“Fogo no Mar” (Fuoco Mare), que venceu o Festival de Berlim deste ano, é um documentário, mas não parece. Dá a impressão de ficção ao retratar o drama dos refugiados que aportam na pequena ilha siciliana de Lampedusa e alteram a bucólica rotina dos cerca de 6 mil moradores do local. O cineasta italiano Gianfranco Rosi reinventa o gênero. Entre idas e vindas, Rosi viveu quase um ano em Lampedusa. Pelo olhar dos habitantes e pelo olhar dos que fogem da guerra construiu um retrato muito atual dos nossos tempos. Sem roteiro, em uma postura quase invisível, flagrou a vida como ela é.
A verdade que o formato documentário exige ganhou poesia, compaixão, solidariedade e um toque de crueldade em um filme repleto de inocência, dedicação, amor… e tristeza. Com a câmera na mão, nas poucas cenas em que realmente foca nos refugiados, registra legiões de homens, mulheres e crianças que arriscam a vida na travessia que pode ou não dar certo. E os olhos de quem não sabe o que o futuro trará – e quem sabe? – deixam resvalar, em meio às sombras, um lampejo de esperança. Nos rostos, as emoções que nenhum ator/atriz poderia reproduzir, fazem a gente se remexer na cadeira.
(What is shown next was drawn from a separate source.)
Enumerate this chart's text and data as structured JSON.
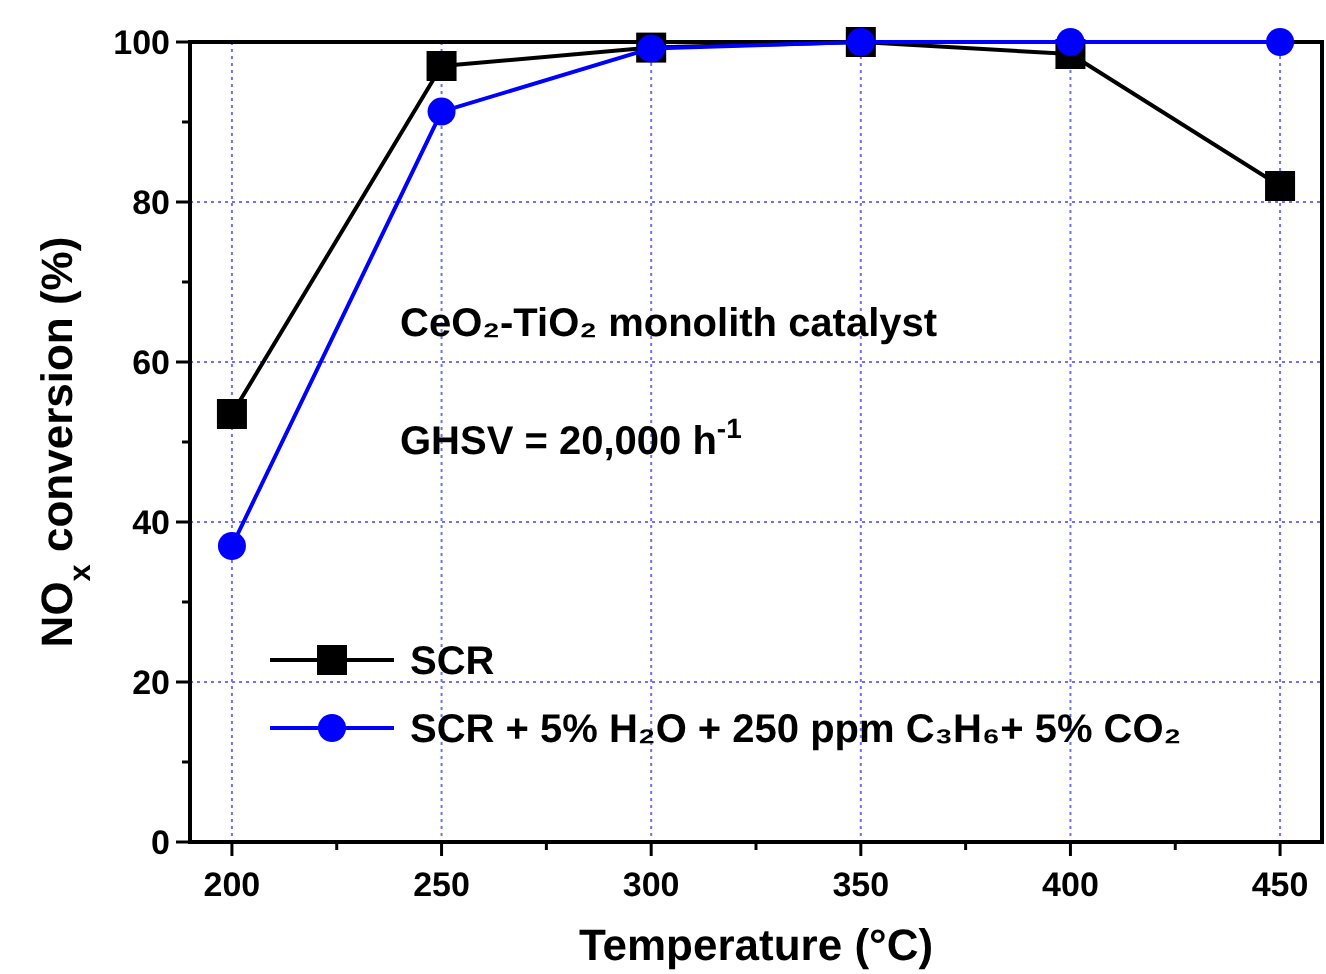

No outro lado da história, o garoto Samuele Puccilo, de 12 anos, um entre os tantos garotos das famílias de pescadores de Lampedusa, descobre que tem um olho “preguiçoso” e terá de usar tampão no olho bom para fazer o outro trabalhar. Seu maior problema passa a ser como manejar o estilingue tão cuidadosamente construído que o espectador acompanha desde o início. Samuele, aliás, é o grande contraponto do documentário, o que garante a leveza necessária para que não nos afoguemos nas dores dos outros. Quando a criança aparece, suspira-se.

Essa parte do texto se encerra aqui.